Chris Lam gives keynote speech on data literacy

By Bailey Herring

Dr. Chris Lam recently gave the keynote speech at the University of Central Florida (UCF)'s fourth annual Department of Writing and Rhetoric Symposium.

The 2018 symposium theme was "Identities in the Making: Materials, Methods, and Practices," emphasizing "the roles that disciplinary, professional, and personal practices play in the development of our identities as writers, scholars, teachers, experts, and citizens." Lam was invited to present to the group by the UCF faculty.

Lam spoke about the importance of data literacy and how it relates to being a professional in a variety of fields. In his own words, being data literate is having the ability to consume, produce, and apply various types of data in meaningful ways.

During his speech, Lam provided the example of how notorious MSG, a seasoning salt most often equated with Chinese food, has become. Though studies have shown that MSG does not cause headaches or other adverse affects, many people believe otherwise.

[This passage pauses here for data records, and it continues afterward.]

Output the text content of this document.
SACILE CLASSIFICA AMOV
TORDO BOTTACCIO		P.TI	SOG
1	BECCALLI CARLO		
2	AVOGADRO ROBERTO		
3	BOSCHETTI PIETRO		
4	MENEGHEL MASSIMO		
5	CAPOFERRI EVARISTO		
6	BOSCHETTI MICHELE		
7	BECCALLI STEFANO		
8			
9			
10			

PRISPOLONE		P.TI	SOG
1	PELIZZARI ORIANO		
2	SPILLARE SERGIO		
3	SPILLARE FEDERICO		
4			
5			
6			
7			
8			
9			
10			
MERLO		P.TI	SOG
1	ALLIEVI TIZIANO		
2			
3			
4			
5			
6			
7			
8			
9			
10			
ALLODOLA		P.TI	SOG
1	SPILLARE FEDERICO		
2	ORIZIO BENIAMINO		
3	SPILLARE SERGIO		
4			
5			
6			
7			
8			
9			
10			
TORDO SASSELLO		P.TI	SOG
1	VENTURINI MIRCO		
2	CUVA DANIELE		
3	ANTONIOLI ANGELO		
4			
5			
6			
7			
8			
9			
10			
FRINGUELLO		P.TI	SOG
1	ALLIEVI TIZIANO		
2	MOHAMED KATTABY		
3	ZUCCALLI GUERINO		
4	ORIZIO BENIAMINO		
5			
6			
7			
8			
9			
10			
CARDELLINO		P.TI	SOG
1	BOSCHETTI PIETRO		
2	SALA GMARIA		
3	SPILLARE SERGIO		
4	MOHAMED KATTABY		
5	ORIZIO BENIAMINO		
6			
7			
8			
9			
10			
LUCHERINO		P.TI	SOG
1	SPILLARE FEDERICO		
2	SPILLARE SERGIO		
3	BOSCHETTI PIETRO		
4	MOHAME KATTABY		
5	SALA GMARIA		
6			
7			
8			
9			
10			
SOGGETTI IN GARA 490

We use critical data literacy as consumers of information by asking questions: (1) what are the strengths and limitations of a particular data source? (2) what do you do when one data source contradicts another? and (3) how do you decide when to act on a particular data source?

"Even in the humanities, we have a skill set that allows us to apply and analyze all kinds of data," Lam said. "You don't need a PhD in statistics to build a case. Other sources can be just as valuable as hard data."

He notes that data literacy is the ability to use alternative data sources like visuals or personal experience to build a case, in lieu of sticking only to traditional quantitative studies. In fact, Lam argues that quantitative and qualitative approaches represent a false dichotomy.

Lam also spoke about the use of critical data literacy for producers of knowledge. In particular, researchers must be explicit about the limitations of their samples and generalizability of their results.